Terkait dengan status JC yang diemban oleh Richard, terjadi perbedaan pendapat di antara Kejaksaan Agung (Kejagung) vs Lembaga Perlindungan Saksi Korban (LPSK).
Tuntutan 12 tahun di luar harapan
Pihak LPSK juga turut melayangkan keberatan layaknya keluarga mendiang Yosua. Wakil Ketua LPSK Susilaningtyas menyatakan pihaknya kecewa jaksa dinilai tak mempertimbangkan status JC Richard hingga memberikan tuntutan yang mencapai belasan tahun.
"Intinya kami menyesalkan, menyayangkan sekali tuntutan JPU terhadap Richard Eliezer 12 tahun. Itu di luar harapan kami," kata Susi ditemui wartawan usai sidang Richard.
Susi menilai bahwa tanpa keberanian Richard blak-blakan membeberkan kesaksiannya, 'borok' Ferdy Sambo tak akan dilihat oleh mata publik. Richard juga disebut menjadi sosok kunci yang membongkar skenario tipu daya Sambo.
"Kalau tidak ada keterangan Richard, pengakuan dari Richard, kasus ini tidak akan terbuka," lanjut Susi.
Susi juga kaget Richard yang berstatus JC dituntut lebih berat ketimbang terdakwa lainnya seperti Ricky Rizal dan Kuat Maruf.
Wakil Ketua LPSK Edwin Partogi dalam kesempatan terpisah menilai tuntutan yang dibebankan kepada Richard justru membuat orang enggan untuk berkolaborasi dengan penegak hukum sebagai JC.
"Sehingga kemudian orang akan berpikir dua kali sejauh mana menjadi JC berdampak pada (keringanan) pemidaannya," kata Edwin.

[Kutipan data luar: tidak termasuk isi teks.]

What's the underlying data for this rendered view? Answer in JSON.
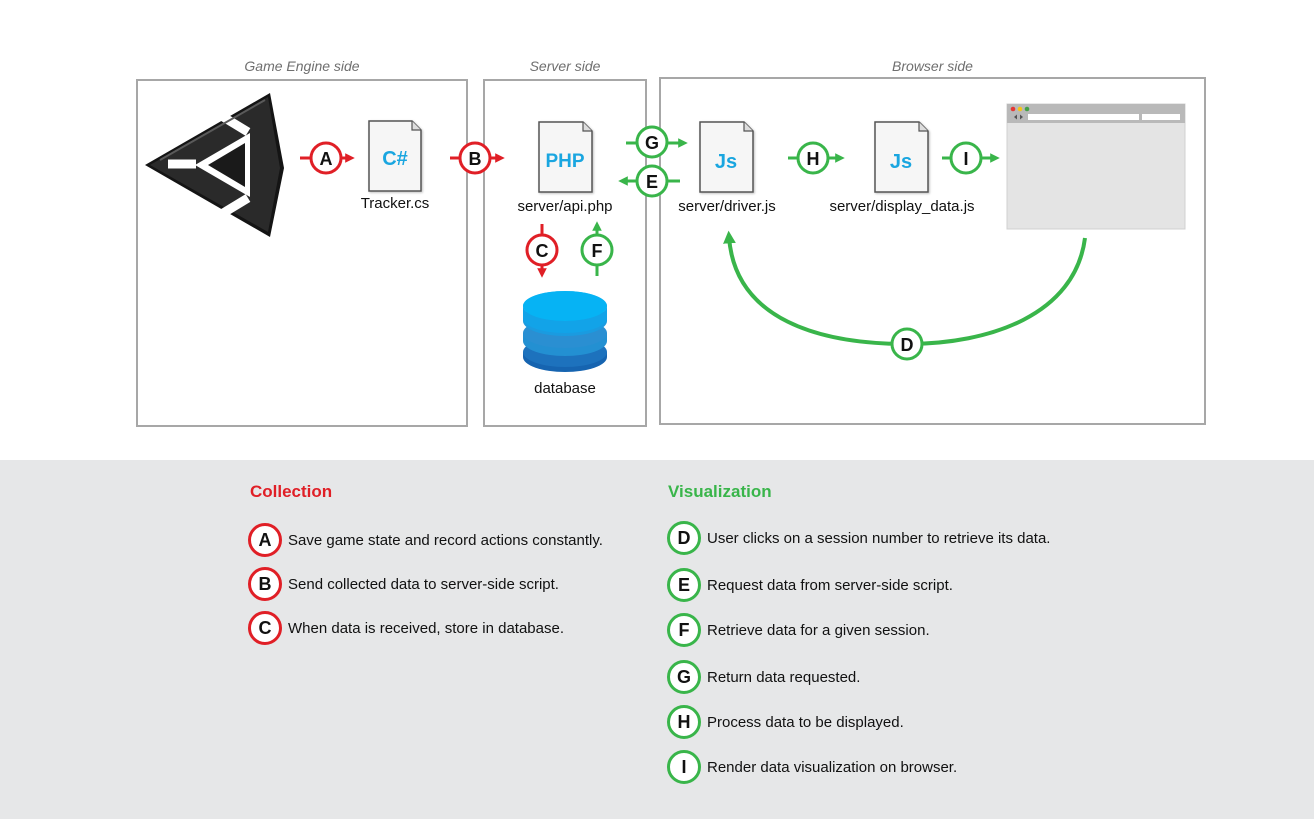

"Bagaimana rasa keadilan di masyarakat itu juga harus menjadi pertimbangan, bukan soal kewenangan atau penerapan pasal-pasal, tapi rasa keadilan masyarakat harus jadi pertimbangan," lanjutnya.
Kejagung semprot LPSK
Bak sebuah forum debat, Kejagung tegas meminta agar LPSK tak ikut campur dalam keputusan yang diambil oleh jaksa.
Jaksa Agung Muda Bidang Tindak Pidana Umum (Jampidum) Fadil Zumhana menyebut LPSK terlalu ikut campur. Bagi Fadil, pihaknya sudah tahu betul apa yang mereka lakukan.

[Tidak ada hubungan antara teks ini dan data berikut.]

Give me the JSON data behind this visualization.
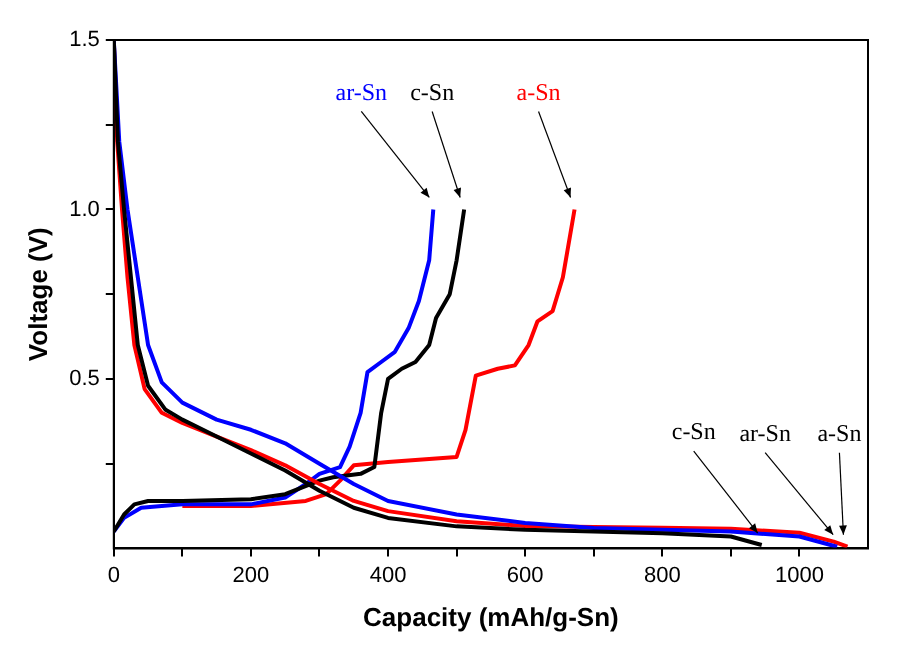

"Saya garis bawahi LPSK tidak boleh intervensi atau mempengaruhi jaksa dalam melakukan penuntutan. Kami tahu apa yang harus kami lakukan, benar tau, benar. Karena pengalaman, pengetahuan dan ada aturan, tahu persis saya itu, Kajati tahu persis," tegas Fadil.